With both campus data centers full, Amylin led to pilot projects, including more than a dozen software-as-a-service processes. Stewart noted that there was only one validated app in the cloud. “In general, that’s still something we’re struggling with,” he said. CRM and call center apps have moved over. And Amylin has used Nirvanix Cloud storage for two years—“a cubby hole on the Internet,” said Stewart. “We hope to go tapeless on backups shortly.”

“Chef is something we’ve had a look at,” says Eagle Genomics’ Holland. “As you scale up, it becomes less and less practical to use anything else, to be honest. You could write it yourself with a bunch of Python scripts, but someone else has done it, so why bother?!”

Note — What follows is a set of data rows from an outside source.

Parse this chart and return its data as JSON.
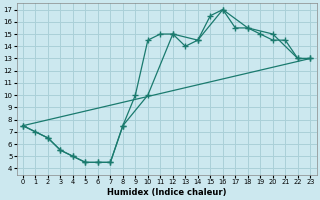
{
  "xlabel": "Humidex (Indice chaleur)",
  "background_color": "#cce8ef",
  "grid_color": "#aad0d8",
  "line_color": "#1a7a6e",
  "xlim": [
    -0.5,
    23.5
  ],
  "ylim": [
    3.5,
    17.5
  ],
  "xticks": [
    0,
    1,
    2,
    3,
    4,
    5,
    6,
    7,
    8,
    9,
    10,
    11,
    12,
    13,
    14,
    15,
    16,
    17,
    18,
    19,
    20,
    21,
    22,
    23
  ],
  "yticks": [
    4,
    5,
    6,
    7,
    8,
    9,
    10,
    11,
    12,
    13,
    14,
    15,
    16,
    17
  ],
  "line1_x": [
    0,
    1,
    2,
    3,
    4,
    5,
    6,
    7,
    8,
    9,
    10,
    11,
    12,
    13,
    14,
    15,
    16,
    17,
    18,
    19,
    20,
    21,
    22,
    23
  ],
  "line1_y": [
    7.5,
    7.0,
    6.5,
    5.5,
    5.0,
    4.5,
    4.5,
    4.5,
    7.5,
    10.0,
    14.5,
    15.0,
    15.0,
    14.0,
    14.5,
    16.5,
    17.0,
    15.5,
    15.5,
    15.0,
    14.5,
    14.5,
    13.0,
    13.0
  ],
  "line2_x": [
    0,
    2,
    3,
    4,
    5,
    6,
    7,
    8,
    10,
    12,
    14,
    16,
    18,
    20,
    22,
    23
  ],
  "line2_y": [
    7.5,
    6.5,
    5.5,
    5.0,
    4.5,
    4.5,
    4.5,
    7.5,
    10.0,
    15.0,
    14.5,
    17.0,
    15.5,
    15.0,
    13.0,
    13.0
  ],
  "line3_x": [
    0,
    23
  ],
  "line3_y": [
    7.5,
    13.0
  ]
}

“We launched a 10,000-node cluster with one click [using Chef],” said Cycle Computing’s Andrew Kaczorek. Chris Brown, Opscode’s chief technical officer (and co-developer of Amazon EC2) said: “We’re software architects and system administrators. We’ve run Amazon.com and Xbox live. [We’re good at] automating infrastructure at scale.” The cloud, Brown said, is not necessarily cheaper than standard hosting. “Do you have the money, time, experience? What are you willing to pay for?” he asked. “We take the experience and plug it in for you. You want to manage 1,000 machines instantly. Google, Amazon—they have 100 people. Where can you find a team?”

Chef is many things: a library for configuration management, a systems integration platform, and an API for the entire infrastructure. “Our mantra is to enable you to construct or reconstruct your business from nothing but a source code repository, an application data backup, and machines.”
“Big pharma is concerned about auditing: now we can show a snapshot of cookbooks running on a node. We can reproduce and launch a cluster that mirrors what it was at that date and time. It is very powerful,” said Kaczorek.

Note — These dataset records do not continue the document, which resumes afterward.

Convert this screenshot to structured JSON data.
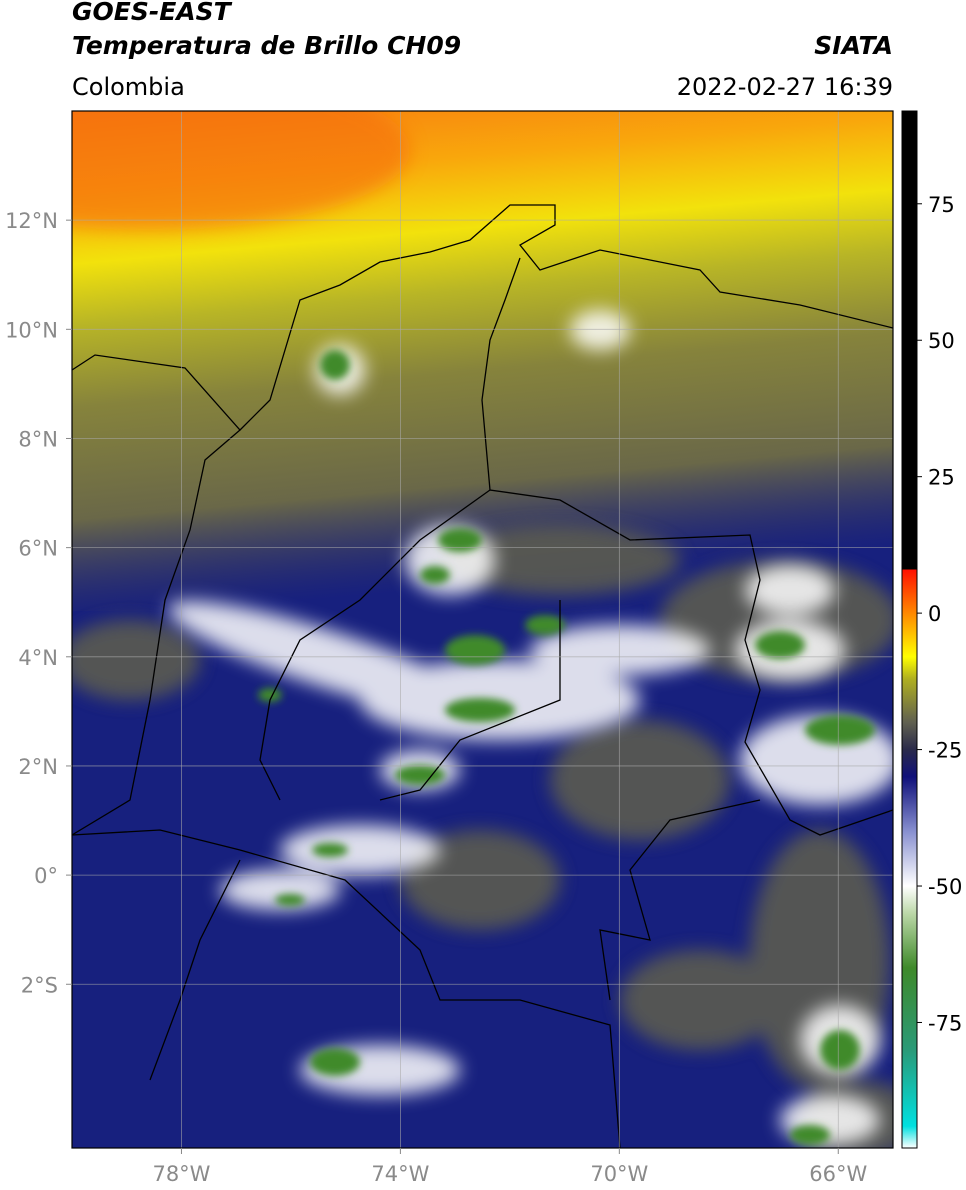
{
  "header": {
    "title": "GOES-EAST",
    "subtitle": "Temperatura de Brillo CH09",
    "source": "SIATA",
    "region": "Colombia",
    "datetime": "2022-02-27 16:39"
  },
  "map": {
    "xlim": [
      -80,
      -65
    ],
    "ylim": [
      -5,
      14
    ],
    "xticks": [
      {
        "value": -78,
        "label": "78°W"
      },
      {
        "value": -74,
        "label": "74°W"
      },
      {
        "value": -70,
        "label": "70°W"
      },
      {
        "value": -66,
        "label": "66°W"
      }
    ],
    "yticks": [
      {
        "value": 12,
        "label": "12°N"
      },
      {
        "value": 10,
        "label": "10°N"
      },
      {
        "value": 8,
        "label": "8°N"
      },
      {
        "value": 6,
        "label": "6°N"
      },
      {
        "value": 4,
        "label": "4°N"
      },
      {
        "value": 2,
        "label": "2°N"
      },
      {
        "value": 0,
        "label": "0°"
      },
      {
        "value": -2,
        "label": "2°S"
      }
    ]
  },
  "colorbar": {
    "lim": [
      -98,
      92
    ],
    "ticks": [
      75,
      50,
      25,
      0,
      -25,
      -50,
      -75
    ],
    "stops": [
      {
        "value": -98,
        "color": "#ffffff"
      },
      {
        "value": -94,
        "color": "#00e0e0"
      },
      {
        "value": -80,
        "color": "#2a9a78"
      },
      {
        "value": -65,
        "color": "#3f8a2a"
      },
      {
        "value": -55,
        "color": "#bcd8a8"
      },
      {
        "value": -50,
        "color": "#ffffff"
      },
      {
        "value": -40,
        "color": "#8890d0"
      },
      {
        "value": -30,
        "color": "#10107a"
      },
      {
        "value": -25,
        "color": "#2a2a4a"
      },
      {
        "value": -20,
        "color": "#606050"
      },
      {
        "value": -12,
        "color": "#b0b020"
      },
      {
        "value": -8,
        "color": "#ffff00"
      },
      {
        "value": 0,
        "color": "#ff8800"
      },
      {
        "value": 8,
        "color": "#ff1000"
      },
      {
        "value": 8,
        "color": "#000000"
      },
      {
        "value": 92,
        "color": "#000000"
      }
    ]
  }
}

More CloudsThe number of cloud applications and offerings is too many to list. Appistry’s new Ayrris Bio offering is poised to make a big impact on life sciences organizations (see, “Appistry’s Fabric Computing”). Assay Depot hosts fully audited, private marketplaces for pharma clients (see, “Assay Depot’s Cloud Services”). Complete Genomics selected the Bionimbus open-source community cloud as a mirror for a major genome dataset. The University of Maryland’s CloVR is a portable virtual machine launched on a desktop that can manage additional resources on the cloud (EC2, academic clouds) for large-scale sequence analysis.

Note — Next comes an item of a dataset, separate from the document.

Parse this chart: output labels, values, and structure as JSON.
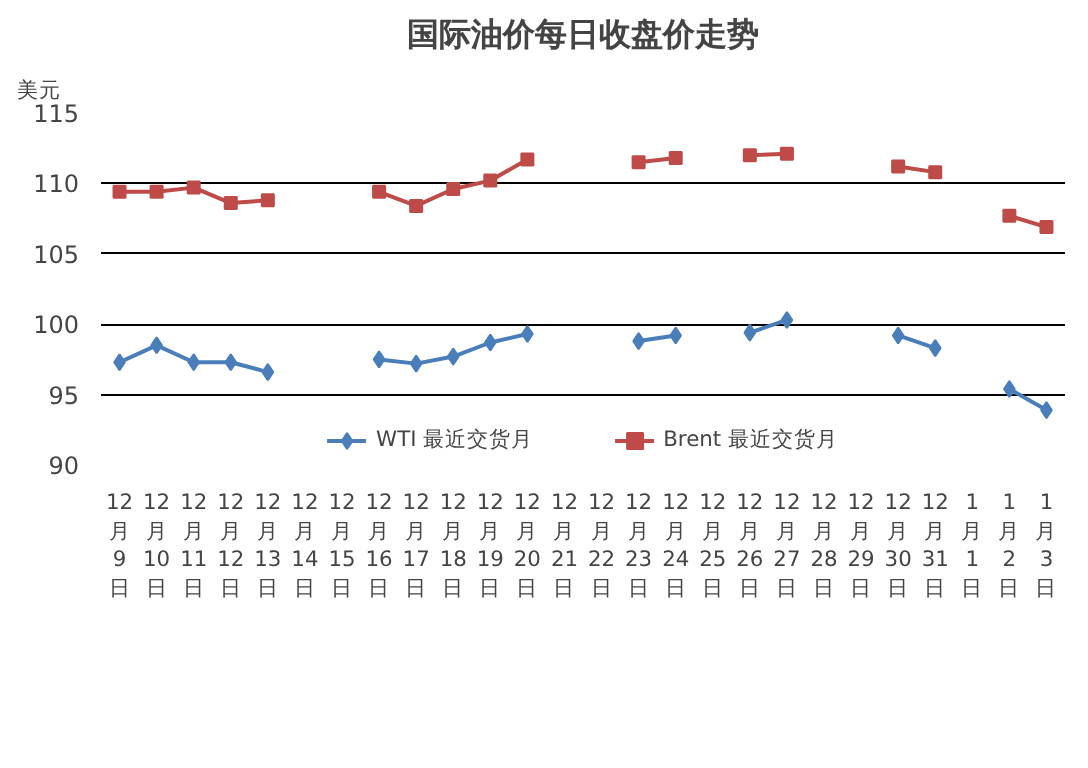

The San Diego Supercomputer Center is rolling out a cloud, “a private data storage cloud to enable the presentation and sharing of scientific data, with rental and owner pricing,” said SDSC’s Richard Moore. It will have an elastic design with an initial capacity of 2 petabytes, although the emphasis will be more on access and sharing. Chemaxon’s David Deng presented a collaboration with GlaxoSmithKline (GSK) on cloud computing, in which 13,500 potential anti-malarial drugs have been made free available, hosted on EC2. Users access the data using ChemAxon’s Instant JChem database management tool, requiring no local software installation. Deng admitted that security was not a huge issue in this particular case, but added his colleagues are eager to set up other collaborations.

Former Microsoft executive and BioIT Alliance founder Don Rule wrapped up the La Jolla conference. “Cloud computing is a very powerful enabler despite the hype,” said Rule. “It’s an important enabler for personalized medicine.” Ironically, Rule is experimenting with EC2 to run an encrypted HIPAA-compliant database.